The test chemical did not induce gene mutation in E. coli Strains B/Sd-4/1,3,4,5 and B/Sd-4/3,4 and hence it is not likely to classify as a gene mutant in vitro.

Executive summary:

Gene mutation toxicity study was performed to determine the mutagenic nature of the test chemical. The study was performed using E. coli Strains B/Sd-4/1,3,4,5 and B/Sd-4/3,4. The test chemical was dissolved in distilled water and used at dose levels of 0, 0.002, 0.002, 0.002, 0.003 or  0.005 %.

 

For every experiment, bacteria were grown for 24 hours at 37˚C in an aerated broth culture containing 10 micrograms of streptomycin per milliliter. They reached a saturation titer of approximately 2 to 3 x 10⁹cells per milliliter. Each culture was started from an inoculum, usually large, taken from streptomycin-agar slants kept in a refrigerator. Before treatment the bacteria were washed in saline and resuspended in distilled water. A sample of the new suspension was added to the desired solution of chemical in distilled water, and incubated at 37˚C for a certain period of time; no growth occurs under these conditions.
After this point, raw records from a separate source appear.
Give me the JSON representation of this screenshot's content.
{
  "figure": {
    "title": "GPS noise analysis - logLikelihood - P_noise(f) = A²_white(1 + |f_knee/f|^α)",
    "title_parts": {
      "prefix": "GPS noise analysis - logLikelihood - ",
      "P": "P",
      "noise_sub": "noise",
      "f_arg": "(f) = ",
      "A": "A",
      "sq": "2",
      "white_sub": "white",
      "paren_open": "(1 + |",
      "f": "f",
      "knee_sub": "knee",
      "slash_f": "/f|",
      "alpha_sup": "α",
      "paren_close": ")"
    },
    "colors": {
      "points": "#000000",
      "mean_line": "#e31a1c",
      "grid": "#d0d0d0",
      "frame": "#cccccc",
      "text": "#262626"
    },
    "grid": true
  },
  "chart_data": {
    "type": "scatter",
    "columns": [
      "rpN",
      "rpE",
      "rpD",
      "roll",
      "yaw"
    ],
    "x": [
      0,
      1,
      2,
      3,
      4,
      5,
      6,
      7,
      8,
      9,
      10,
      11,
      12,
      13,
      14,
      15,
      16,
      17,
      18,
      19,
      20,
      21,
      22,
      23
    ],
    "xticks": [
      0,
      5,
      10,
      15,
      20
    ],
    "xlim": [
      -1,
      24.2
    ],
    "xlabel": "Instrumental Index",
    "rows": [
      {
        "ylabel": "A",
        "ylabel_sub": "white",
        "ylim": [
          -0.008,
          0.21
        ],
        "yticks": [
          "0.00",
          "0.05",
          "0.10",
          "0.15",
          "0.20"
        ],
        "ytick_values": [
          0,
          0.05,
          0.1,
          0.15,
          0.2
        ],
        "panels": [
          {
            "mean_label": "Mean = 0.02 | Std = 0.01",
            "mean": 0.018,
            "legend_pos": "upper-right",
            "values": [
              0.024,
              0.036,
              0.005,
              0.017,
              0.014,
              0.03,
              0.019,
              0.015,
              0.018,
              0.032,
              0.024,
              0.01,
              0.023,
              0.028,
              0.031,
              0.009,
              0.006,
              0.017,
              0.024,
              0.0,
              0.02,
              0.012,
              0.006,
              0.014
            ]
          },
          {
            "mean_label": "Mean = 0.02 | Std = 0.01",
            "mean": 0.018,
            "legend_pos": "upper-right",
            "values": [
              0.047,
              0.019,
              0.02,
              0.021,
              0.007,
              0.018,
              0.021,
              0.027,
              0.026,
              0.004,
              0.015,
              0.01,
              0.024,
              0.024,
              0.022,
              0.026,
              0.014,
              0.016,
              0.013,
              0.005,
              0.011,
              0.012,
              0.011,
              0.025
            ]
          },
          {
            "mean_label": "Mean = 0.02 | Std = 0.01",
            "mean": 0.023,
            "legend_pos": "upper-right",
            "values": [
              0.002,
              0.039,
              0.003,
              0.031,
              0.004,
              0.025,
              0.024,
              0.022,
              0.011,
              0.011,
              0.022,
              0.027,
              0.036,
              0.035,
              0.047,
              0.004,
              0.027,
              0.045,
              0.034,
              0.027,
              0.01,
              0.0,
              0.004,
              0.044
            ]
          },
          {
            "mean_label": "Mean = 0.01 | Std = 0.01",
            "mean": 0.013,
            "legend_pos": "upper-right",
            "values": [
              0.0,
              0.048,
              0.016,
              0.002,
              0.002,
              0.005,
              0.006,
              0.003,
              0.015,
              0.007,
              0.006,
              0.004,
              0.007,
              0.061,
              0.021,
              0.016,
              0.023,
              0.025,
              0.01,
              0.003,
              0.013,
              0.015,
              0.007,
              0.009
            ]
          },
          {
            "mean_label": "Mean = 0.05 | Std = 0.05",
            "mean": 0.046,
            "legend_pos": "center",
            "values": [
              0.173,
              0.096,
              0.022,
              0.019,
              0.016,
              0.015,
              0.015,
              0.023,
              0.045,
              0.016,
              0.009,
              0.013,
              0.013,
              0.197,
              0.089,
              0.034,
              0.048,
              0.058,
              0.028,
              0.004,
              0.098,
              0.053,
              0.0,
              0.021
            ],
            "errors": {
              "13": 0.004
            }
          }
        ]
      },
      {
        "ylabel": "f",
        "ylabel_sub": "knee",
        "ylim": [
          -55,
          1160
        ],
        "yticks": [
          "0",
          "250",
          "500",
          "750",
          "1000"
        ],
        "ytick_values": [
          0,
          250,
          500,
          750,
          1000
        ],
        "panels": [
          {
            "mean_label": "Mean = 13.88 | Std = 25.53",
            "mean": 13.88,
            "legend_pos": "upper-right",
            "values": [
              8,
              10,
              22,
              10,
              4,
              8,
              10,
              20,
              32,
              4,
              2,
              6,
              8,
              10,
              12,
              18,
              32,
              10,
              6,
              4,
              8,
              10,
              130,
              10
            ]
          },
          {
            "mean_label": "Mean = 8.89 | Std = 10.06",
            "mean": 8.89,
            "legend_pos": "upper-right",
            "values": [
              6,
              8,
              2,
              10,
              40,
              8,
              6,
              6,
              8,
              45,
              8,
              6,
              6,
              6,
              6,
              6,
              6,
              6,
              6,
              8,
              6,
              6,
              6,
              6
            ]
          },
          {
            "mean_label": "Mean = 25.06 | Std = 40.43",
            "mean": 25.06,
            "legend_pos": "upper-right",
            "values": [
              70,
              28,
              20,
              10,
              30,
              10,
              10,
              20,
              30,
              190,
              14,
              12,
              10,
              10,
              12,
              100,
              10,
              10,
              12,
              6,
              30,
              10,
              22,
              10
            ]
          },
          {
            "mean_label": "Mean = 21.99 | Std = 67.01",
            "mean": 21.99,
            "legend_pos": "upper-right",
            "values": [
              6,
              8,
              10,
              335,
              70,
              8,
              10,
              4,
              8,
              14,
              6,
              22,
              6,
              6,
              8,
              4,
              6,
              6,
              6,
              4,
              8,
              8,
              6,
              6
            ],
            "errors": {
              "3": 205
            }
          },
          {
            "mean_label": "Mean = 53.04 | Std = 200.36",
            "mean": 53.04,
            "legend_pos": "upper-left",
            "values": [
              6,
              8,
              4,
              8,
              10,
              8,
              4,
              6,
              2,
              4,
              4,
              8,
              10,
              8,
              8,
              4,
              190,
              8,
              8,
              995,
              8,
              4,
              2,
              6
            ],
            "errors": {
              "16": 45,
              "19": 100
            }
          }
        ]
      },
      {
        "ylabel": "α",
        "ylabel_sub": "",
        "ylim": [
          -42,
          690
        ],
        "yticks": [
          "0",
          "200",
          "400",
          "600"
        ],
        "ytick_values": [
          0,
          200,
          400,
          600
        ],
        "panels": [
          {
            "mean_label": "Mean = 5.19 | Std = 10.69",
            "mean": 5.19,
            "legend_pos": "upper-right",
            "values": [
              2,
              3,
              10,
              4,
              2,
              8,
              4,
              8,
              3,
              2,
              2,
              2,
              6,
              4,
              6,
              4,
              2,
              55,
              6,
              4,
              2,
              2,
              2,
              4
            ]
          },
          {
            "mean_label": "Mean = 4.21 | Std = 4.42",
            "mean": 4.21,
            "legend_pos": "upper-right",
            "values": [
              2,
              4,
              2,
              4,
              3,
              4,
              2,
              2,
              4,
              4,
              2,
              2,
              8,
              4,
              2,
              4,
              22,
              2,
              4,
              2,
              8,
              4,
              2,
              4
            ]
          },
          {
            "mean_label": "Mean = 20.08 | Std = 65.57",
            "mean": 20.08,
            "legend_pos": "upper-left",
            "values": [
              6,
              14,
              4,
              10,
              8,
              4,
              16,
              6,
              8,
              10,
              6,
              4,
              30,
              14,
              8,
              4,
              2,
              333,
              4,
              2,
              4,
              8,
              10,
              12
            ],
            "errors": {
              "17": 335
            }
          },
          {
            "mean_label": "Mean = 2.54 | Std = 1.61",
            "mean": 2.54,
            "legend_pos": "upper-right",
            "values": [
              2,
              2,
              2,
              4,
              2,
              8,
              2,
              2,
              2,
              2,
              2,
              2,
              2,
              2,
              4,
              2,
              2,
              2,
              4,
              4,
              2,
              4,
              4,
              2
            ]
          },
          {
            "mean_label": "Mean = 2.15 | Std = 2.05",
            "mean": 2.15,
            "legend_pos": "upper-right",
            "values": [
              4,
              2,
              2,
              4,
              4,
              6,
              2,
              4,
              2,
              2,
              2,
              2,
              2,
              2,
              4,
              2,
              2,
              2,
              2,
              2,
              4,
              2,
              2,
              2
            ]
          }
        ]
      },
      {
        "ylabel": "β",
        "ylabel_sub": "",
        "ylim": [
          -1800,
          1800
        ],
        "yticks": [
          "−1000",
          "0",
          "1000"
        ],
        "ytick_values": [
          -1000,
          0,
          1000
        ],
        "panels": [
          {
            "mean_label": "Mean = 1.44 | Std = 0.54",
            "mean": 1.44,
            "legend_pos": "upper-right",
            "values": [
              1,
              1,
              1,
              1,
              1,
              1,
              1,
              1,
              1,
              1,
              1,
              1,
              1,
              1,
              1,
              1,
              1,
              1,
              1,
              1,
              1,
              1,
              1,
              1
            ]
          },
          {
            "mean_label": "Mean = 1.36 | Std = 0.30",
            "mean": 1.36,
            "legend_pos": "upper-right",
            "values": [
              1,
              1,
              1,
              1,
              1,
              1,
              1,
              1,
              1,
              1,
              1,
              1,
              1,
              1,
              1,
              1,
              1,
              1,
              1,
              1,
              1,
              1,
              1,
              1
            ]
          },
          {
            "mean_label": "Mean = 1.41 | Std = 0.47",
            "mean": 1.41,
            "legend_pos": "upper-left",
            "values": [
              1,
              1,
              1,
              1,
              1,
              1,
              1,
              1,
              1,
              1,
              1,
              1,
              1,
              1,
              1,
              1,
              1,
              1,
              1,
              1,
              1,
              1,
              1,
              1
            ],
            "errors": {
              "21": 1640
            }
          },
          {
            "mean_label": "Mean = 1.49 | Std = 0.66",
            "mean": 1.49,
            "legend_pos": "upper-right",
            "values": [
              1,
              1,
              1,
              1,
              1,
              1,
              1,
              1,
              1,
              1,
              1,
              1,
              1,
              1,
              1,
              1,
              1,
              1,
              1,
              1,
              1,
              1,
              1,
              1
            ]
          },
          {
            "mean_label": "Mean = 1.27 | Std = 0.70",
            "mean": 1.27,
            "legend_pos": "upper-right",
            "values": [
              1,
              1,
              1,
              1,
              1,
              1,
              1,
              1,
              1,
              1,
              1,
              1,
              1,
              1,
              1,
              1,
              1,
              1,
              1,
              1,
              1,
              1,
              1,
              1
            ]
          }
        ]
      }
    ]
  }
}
Another sample of the same suspension was added to an equal amount of distilled water and incubated for the same period of time, as a control. At the end of the treatment period, both treated and control suspensions were assayed by plating suitable dilutions on streptomycin-agar plates. At the same time they were plated (0.1 ml per Petri dish), either undiluted or diluted not more than 1:10 in plain broth, onto a number of streptomycin-free plates, using a glass spreader and a turntable. The assay plates were incubated for 48 hours, after which it was possible to count the colonies and calculate the titers of the two suspensions at the end of treatment, and the percentage of survivors. The streptomycin-free plates (mutant plates) were incubated for at least six days. After this time the colonies were scored, and the frequency of mutants calculated by dividing the number of colonies by the number of (viable) bacteria plated.

 

The test chemical did not increase the frequency of revertant mutants in the strains of E. coli used. The test chemical did not induce gene mutation in E. coli Strains B/Sd-4/1,3,4,5 and B/Sd-4/3,4 and hence it is not likely to classify as a gene mutant in vitro.